アヴァロンの箱庭
真理
それから数日は、イブと名乗る少女と真冬の奇妙な同棲生活が続いた。
 
イブの行動は自分で言っていた通り、まるで誰かに言いつけられたかのように規則正しく、律儀なものだった。

毎朝川の水を沸かして入浴をし、朝食のアップルパイを食べ、雪かきやらリンゴの収穫を昼までに済ます。

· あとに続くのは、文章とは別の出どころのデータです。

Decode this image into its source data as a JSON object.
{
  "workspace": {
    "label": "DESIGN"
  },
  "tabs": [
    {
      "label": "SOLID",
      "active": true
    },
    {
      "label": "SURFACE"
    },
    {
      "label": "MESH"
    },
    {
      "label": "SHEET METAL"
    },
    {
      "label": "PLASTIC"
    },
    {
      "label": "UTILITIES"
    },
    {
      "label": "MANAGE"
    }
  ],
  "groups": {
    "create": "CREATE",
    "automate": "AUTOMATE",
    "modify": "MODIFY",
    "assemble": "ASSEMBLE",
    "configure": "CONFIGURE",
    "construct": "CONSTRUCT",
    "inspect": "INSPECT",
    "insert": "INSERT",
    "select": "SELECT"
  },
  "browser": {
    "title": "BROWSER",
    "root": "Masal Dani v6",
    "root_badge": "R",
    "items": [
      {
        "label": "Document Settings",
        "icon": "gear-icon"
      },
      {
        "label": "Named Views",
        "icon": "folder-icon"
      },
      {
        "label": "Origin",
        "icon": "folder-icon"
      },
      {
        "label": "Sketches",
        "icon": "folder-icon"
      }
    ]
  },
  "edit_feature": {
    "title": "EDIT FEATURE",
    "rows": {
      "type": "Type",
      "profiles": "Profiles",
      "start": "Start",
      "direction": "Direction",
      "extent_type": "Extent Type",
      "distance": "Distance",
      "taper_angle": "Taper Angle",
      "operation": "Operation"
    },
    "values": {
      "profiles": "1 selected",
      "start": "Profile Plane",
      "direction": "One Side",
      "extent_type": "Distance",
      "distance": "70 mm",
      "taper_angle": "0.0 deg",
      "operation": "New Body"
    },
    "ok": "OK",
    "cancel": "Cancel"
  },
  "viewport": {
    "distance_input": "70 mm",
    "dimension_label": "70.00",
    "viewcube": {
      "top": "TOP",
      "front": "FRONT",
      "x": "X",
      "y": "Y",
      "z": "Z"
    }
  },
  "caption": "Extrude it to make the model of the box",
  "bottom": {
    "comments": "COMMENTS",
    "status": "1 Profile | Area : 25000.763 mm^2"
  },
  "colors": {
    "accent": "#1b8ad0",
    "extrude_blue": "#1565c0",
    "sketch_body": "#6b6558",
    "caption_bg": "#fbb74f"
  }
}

昼になると雪原に出てデッサンに没頭し、日が暮れる頃に帰ってきて夕食のアップルパイを食べ、そして幼い子供さながらに早めに眠ってしまう。
 
たまに激しい吹雪で外に出られない日があると、代わりにアトリエにこもって絵を描くこともあった。

その時は幾度となく真冬がモデルをさせられた。

基本的にイブはデッサンしかできないので、今までアトリエで絵を描く時のモデルがいなくて困っていたらしい。

「じゃあ、今まではアトリエで何を描いてたの?」
 


豪雪が吹き付けるある日。

アトリエの中央で椅子に座り、黙々と自分をデッサンしているイブに向かって真冬は尋ねた。

「今まで自分が描いた絵よ。他に家の中で描けるものってなかったから。それにね、何度も重ねて同じ人の絵を描けば、よりその人は死なずに済むようになるんじゃないかって。そんな気がして」

「だったら、ここで僕の絵を描いていることは無意味じゃないかい? 僕は氷漬けになんてなってないんだから」

「ううん、これは単純に私の趣味。だって、ついつい絵にしちゃいたいくらい真冬って綺麗なんだもん!」

「ぼ、僕は綺麗なんかじゃないよ……この世界や、イブに比べれば、全然」

「いーの! 私がそうしたいと思ってるんだから!」
 


そしてまた黙々とカンバスに向かうイブを見て、真冬はやれやれとため息をつくのだった。